As part of our Vancouver Island Masonic History Project, with its sections on Vancouver Island Cemeteries – Masonic Interments and Deceased Brethren, here is a page on James McArthur (died 1897, aged 47), who is buried in Ross Bay Cemetery, Victoria, B.C.
We currently know very little about Brother James McArthur. He was a member of Vancouver & Quadra Lodge, No.2 in Victoria. According to the inscription on his grave, he was a native of South Queensferry, Scotland.
His obituary in the Daily Colonist on 21 February 1897 indicates that he collapsed at the intersection of Johnson and Broad Streets in downtown Victoria and died of an apparent heart attack.
He worked as an engineer for the Canadian Pacific Navigation Company, one of whose principle shareholders was Robert P. Rithet, who, like James McArthur, was a member of the Vancouver & Quadra Lodge, No. 2 in Victoria.
James McArthur’s obituary reveals some interesting, as well as some curious, facts. It says James McArthur was “quite an elderly man.” Actually he was 47 at the time of his death, hardly an age we would consider elderly today. The obituary also says that the Victoria police put James McArthur’s body in a cart and delivered it to the family home. One can only imagine the reaction of a 21st century family if the local police delivered the body of a deceased family member to the family residence in the back of a horse drawn cart. Things were obviously done differently in 1897.
We will post more details on Brother James McArthur as we uncover them with additional research.

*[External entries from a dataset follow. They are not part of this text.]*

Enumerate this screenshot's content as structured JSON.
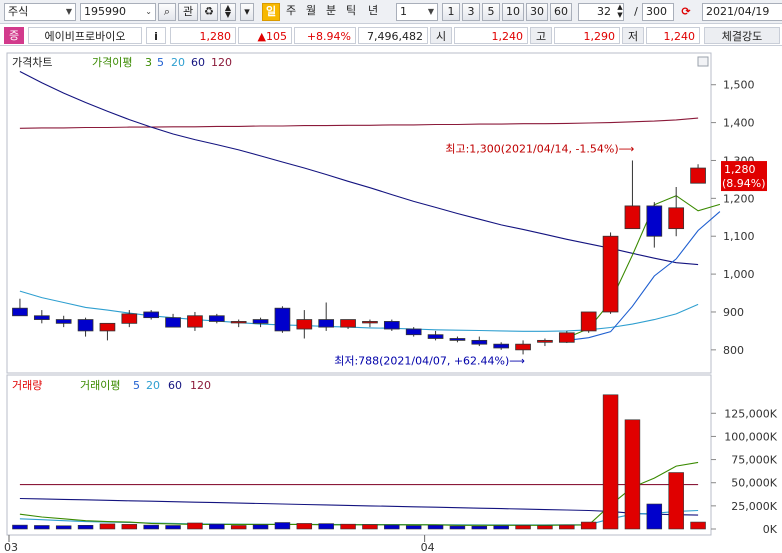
{
  "toolbar": {
    "market": "주식",
    "code": "195990",
    "btn_search": "⌕",
    "btn_watch": "관",
    "btn_period_active": "일",
    "periods": [
      "주",
      "월",
      "분",
      "틱",
      "년"
    ],
    "interval_value": "1",
    "quick_intervals": [
      "1",
      "3",
      "5",
      "10",
      "30",
      "60"
    ],
    "count_value": "32",
    "count_sep": "/",
    "count_total": "300",
    "date": "2021/04/19"
  },
  "quote": {
    "badge": "증",
    "name": "에이비프로바이오",
    "info_btn": "i",
    "price": "1,280",
    "change": "▲105",
    "change_pct": "+8.94%",
    "volume": "7,496,482",
    "open_label": "시",
    "open": "1,240",
    "high_label": "고",
    "high": "1,290",
    "low_label": "저",
    "low": "1,240",
    "strength_label": "체결강도"
  },
  "colors": {
    "up": "#e00000",
    "down": "#0000cc",
    "ma3": "#3a8a00",
    "ma5": "#1f5fd0",
    "ma20": "#2f9fd0",
    "ma60": "#141480",
    "ma120": "#8b1a3a"
  },
  "chart_data": [
    {
      "type": "candlestick",
      "title": "가격차트",
      "legend": [
        "가격이평",
        "3",
        "5",
        "20",
        "60",
        "120"
      ],
      "x_labels": [
        "03",
        "04"
      ],
      "y_ticks": [
        800,
        900,
        1000,
        1100,
        1200,
        1300,
        1400,
        1500
      ],
      "ylim": [
        760,
        1560
      ],
      "current_price_label": "1,280",
      "current_pct_label": "(8.94%)",
      "high_annotation": "최고:1,300(2021/04/14, -1.54%)⟶",
      "low_annotation": "최저:788(2021/04/07, +62.44%)⟶",
      "candles": [
        {
          "o": 910,
          "h": 935,
          "l": 890,
          "c": 890
        },
        {
          "o": 890,
          "h": 905,
          "l": 870,
          "c": 880
        },
        {
          "o": 880,
          "h": 890,
          "l": 860,
          "c": 870
        },
        {
          "o": 880,
          "h": 885,
          "l": 835,
          "c": 850
        },
        {
          "o": 850,
          "h": 870,
          "l": 825,
          "c": 870
        },
        {
          "o": 870,
          "h": 905,
          "l": 860,
          "c": 895
        },
        {
          "o": 900,
          "h": 905,
          "l": 880,
          "c": 885
        },
        {
          "o": 885,
          "h": 895,
          "l": 860,
          "c": 860
        },
        {
          "o": 860,
          "h": 900,
          "l": 850,
          "c": 890
        },
        {
          "o": 890,
          "h": 895,
          "l": 870,
          "c": 875
        },
        {
          "o": 875,
          "h": 880,
          "l": 860,
          "c": 875
        },
        {
          "o": 880,
          "h": 885,
          "l": 860,
          "c": 870
        },
        {
          "o": 910,
          "h": 915,
          "l": 845,
          "c": 850
        },
        {
          "o": 855,
          "h": 905,
          "l": 830,
          "c": 880
        },
        {
          "o": 880,
          "h": 925,
          "l": 850,
          "c": 860
        },
        {
          "o": 860,
          "h": 880,
          "l": 855,
          "c": 880
        },
        {
          "o": 875,
          "h": 880,
          "l": 860,
          "c": 875
        },
        {
          "o": 875,
          "h": 880,
          "l": 850,
          "c": 855
        },
        {
          "o": 855,
          "h": 860,
          "l": 835,
          "c": 840
        },
        {
          "o": 840,
          "h": 850,
          "l": 825,
          "c": 830
        },
        {
          "o": 830,
          "h": 835,
          "l": 820,
          "c": 825
        },
        {
          "o": 825,
          "h": 835,
          "l": 810,
          "c": 815
        },
        {
          "o": 815,
          "h": 820,
          "l": 800,
          "c": 805
        },
        {
          "o": 800,
          "h": 825,
          "l": 788,
          "c": 815
        },
        {
          "o": 820,
          "h": 830,
          "l": 810,
          "c": 825
        },
        {
          "o": 820,
          "h": 850,
          "l": 818,
          "c": 845
        },
        {
          "o": 850,
          "h": 900,
          "l": 845,
          "c": 900
        },
        {
          "o": 900,
          "h": 1110,
          "l": 895,
          "c": 1100
        },
        {
          "o": 1120,
          "h": 1300,
          "l": 1120,
          "c": 1180
        },
        {
          "o": 1180,
          "h": 1190,
          "l": 1070,
          "c": 1100
        },
        {
          "o": 1120,
          "h": 1230,
          "l": 1100,
          "c": 1175
        },
        {
          "o": 1240,
          "h": 1290,
          "l": 1240,
          "c": 1280
        }
      ],
      "ma": {
        "ma3": {
          "from": 25,
          "values": [
            832,
            856,
            927,
            1050,
            1183,
            1207,
            1167,
            1184
          ]
        },
        "ma5": {
          "from": 25,
          "values": [
            825,
            832,
            848,
            915,
            995,
            1040,
            1115,
            1165
          ]
        },
        "ma20": [
          955,
          938,
          925,
          912,
          905,
          897,
          890,
          885,
          880,
          876,
          872,
          868,
          866,
          864,
          862,
          860,
          858,
          857,
          855,
          853,
          852,
          851,
          850,
          849,
          849,
          850,
          853,
          859,
          868,
          880,
          895,
          920
        ],
        "ma60": [
          1535,
          1505,
          1478,
          1453,
          1430,
          1408,
          1388,
          1370,
          1355,
          1342,
          1328,
          1312,
          1296,
          1280,
          1263,
          1245,
          1228,
          1210,
          1192,
          1176,
          1160,
          1145,
          1130,
          1118,
          1105,
          1092,
          1080,
          1068,
          1055,
          1042,
          1030,
          1025
        ],
        "ma120": [
          1385,
          1386,
          1386,
          1387,
          1387,
          1388,
          1388,
          1389,
          1389,
          1390,
          1390,
          1391,
          1391,
          1392,
          1392,
          1393,
          1393,
          1394,
          1394,
          1395,
          1395,
          1396,
          1396,
          1397,
          1397,
          1398,
          1399,
          1400,
          1402,
          1404,
          1407,
          1412
        ]
      }
    },
    {
      "type": "bar",
      "title": "거래량",
      "legend": [
        "거래이평",
        "5",
        "20",
        "60",
        "120"
      ],
      "y_ticks": [
        "0K",
        "25,000K",
        "50,000K",
        "75,000K",
        "100,000K",
        "125,000K"
      ],
      "y_tick_values": [
        0,
        25000,
        50000,
        75000,
        100000,
        125000
      ],
      "ylim": [
        0,
        148000
      ],
      "values": [
        4200,
        3800,
        3500,
        4000,
        5500,
        5000,
        4200,
        3800,
        6500,
        5200,
        3800,
        4500,
        7000,
        6000,
        5800,
        5200,
        4800,
        4200,
        3600,
        4000,
        3200,
        3000,
        3400,
        3800,
        3600,
        4200,
        7500,
        145000,
        118000,
        27000,
        61000,
        7500
      ],
      "ma": {
        "ma5": [
          16000,
          13000,
          11000,
          9000,
          8000,
          7500,
          6000,
          5500,
          5000,
          5000,
          5000,
          5000,
          5000,
          5000,
          4500,
          4500,
          4500,
          4500,
          4500,
          4500,
          4000,
          4000,
          4000,
          4000,
          4000,
          4200,
          4400,
          26000,
          45000,
          55000,
          68000,
          72000
        ],
        "ma20": [
          11000,
          10000,
          9000,
          8000,
          7500,
          7000,
          6500,
          6000,
          5500,
          5300,
          5200,
          5100,
          5000,
          5000,
          5000,
          4900,
          4800,
          4700,
          4600,
          4500,
          4500,
          4400,
          4400,
          4400,
          4400,
          4500,
          4600,
          11000,
          16000,
          17000,
          19000,
          20000
        ],
        "ma60": [
          33000,
          32500,
          32000,
          31500,
          31000,
          30500,
          30000,
          29500,
          29000,
          28500,
          28000,
          27500,
          27000,
          26500,
          26000,
          25500,
          25000,
          24500,
          24000,
          23500,
          23000,
          22500,
          22000,
          21500,
          21000,
          20500,
          20000,
          19000,
          17000,
          16000,
          15500,
          15000
        ],
        "ma120": [
          48000,
          48000,
          48000,
          48000,
          48000,
          48000,
          48000,
          48000,
          48000,
          48000,
          48000,
          48000,
          48000,
          48000,
          48000,
          48000,
          48000,
          48000,
          48000,
          48000,
          48000,
          48000,
          48000,
          48000,
          48000,
          48000,
          48000,
          48000,
          48000,
          48000,
          48000,
          48000
        ]
      }
    }
  ]
}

Here is a brief biographical sketch of Brother James McArthur taken from contemporary newspaper reports:
Engineer McArthur, of the C.P.N. Co. Service, Expires On Johnson Street
A startling discovery was made late last night, near the corner of Broad and Johnson streets, in the finding of the dead body of James McArthur, a well known steamboat engineer. The deceased when discovered was lying flat on his back, and was at first mistaken for an unknown drunk. Close observation soon made known the contrary. Jailer Mitten, at the city police station, being informed of the matter at 11 o’clock, at once communicated with Dr. Fraser, the city health officer. Responding to the summons, the latter came to the conclusion that Fraser [sic] had dropped dead from heart disease and he ordered the removal of the body to the family residence on John street, Victoria West. Thither officer Palmer at once went to break the sad intelligence to the family while the remains followed in charge of Sergeant Hawton and officer Abel.
Mr. McArthur, who was quite an elderly man, has been concerned with the C.P.N. Co. ever since its organization. Last summer he had charge of the steamer Rithet’s engine-room, but more latterly has worked on the Rainbow. He leaves a wife and either two or three children.”
(Source: Daily Colonist, 21 February 1897, page 8, under heading “Sudden Death”)
James McArthur is buried in Ross Bay Cemetery, Victoria, B.C.